In den letzten Jahren ist die Zahl der hospitalisierten Geisteskranken tendenziell gestiegen. Im Durchschnitt verzeichnet das Bach Mai Mental Health Institute mehr als 300–400 Besuche pro Tag und über 200 Betten sind immer belegt.

Ende letzten Jahres sagte der stellvertretende Gesundheitsminister Tran Van Thuan, dass fast 15 Millionen Vietnamesen an psychischen Störungen leiden. Die meisten davon sind Depressionen und Angstzustände. Davon entfallen 0,47 % auf Schizophrenie (gemeinhin als Wahnsinn bekannt); Depressionen und Angstzustände machen einen hohen Prozentsatz von etwa 5–6 % der Bevölkerung aus, der Rest sind andere Erkrankungen wie bipolare Störungen, psychische Störungen im Zusammenhang mit Alkohol, Drogen und anderen Suchtmitteln.

Psychische Erkrankungen sind ein sensibles und diskriminierendes Thema. Viele psychisch Kranke werden gemieden, ans Haus gefesselt oder in Langzeitpflegeeinrichtungen untergebracht. Die meisten Patienten haben eine negative Wahrnehmung der Behandlung und trauen sich nicht, Kollegen oder der Familie von ihrer Krankheit zu erzählen, aus Angst vor Verurteilung.

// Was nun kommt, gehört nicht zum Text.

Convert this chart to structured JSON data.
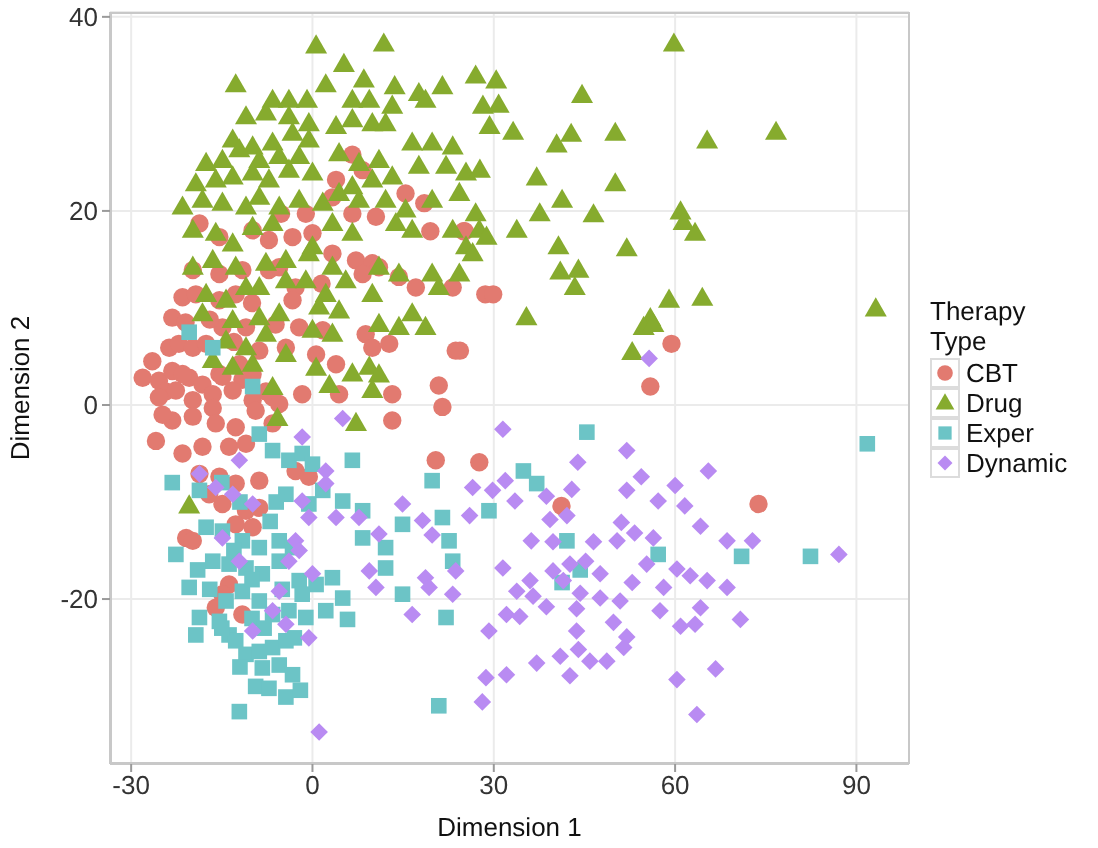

Viele Schüler gehen beispielsweise psychotisch ins Krankenhaus oder zeigen selbstverletzendes Verhalten, möchten aber nicht, dass die Menschen in ihrem Umfeld davon erfahren, und verheimlichen es sogar vor ihren Eltern.

„Menschen mit psychischen Erkrankungen werden von der Gesellschaft immer noch stigmatisiert“, sagte Dr. Cam und fügte hinzu, dass es heutzutage viele effektive Methoden zur Behandlung psychischer Erkrankungen gebe, wie etwa Pharmakotherapie, Psychotherapie, Gehirnmodulation … die Heilungschancen seien also hoch.

Die Zahl der Menschen, die unter Angststörungen und Depressionen leiden, ist um etwa 25 % gestiegen, was zu einer Zunahme der Selbstmordfälle geführt hat. Vielen Menschen mit psychischen Störungen fehlt der Zugang zu wirksamer Behandlung. Nur 29 % der Menschen mit psychischen Störungen und ein Drittel der Menschen mit Depressionen erhalten psychiatrische Versorgung. „Dies ist eine direkte Folge der Unterinvestition, da das Gesundheitsbudget für die psychische Gesundheit sehr niedrig ist“, sagte Vizeminister Thuan.

Diese Situation bereitet vielen Psychiatern wie Dr. Cam Sorgen, da viele Patienten zurückgelassen werden. „Ich wünschte, es gäbe mehr neue Psychopharmaka zu niedrigeren Preisen und dass Geisteskranke frühzeitig medizinische Hilfe in Anspruch nehmen könnten, um eine umfassende Behandlung und Betreuung zu erhalten“, sagte die Ärztin und fügte hinzu, dass es ihr Glücksgefühl sei, zu sehen, wie sich jeder einzelne Patient wieder ins Leben eingliedert, und dass dies sie dazu bewege, in ihrem Beruf zu bleiben.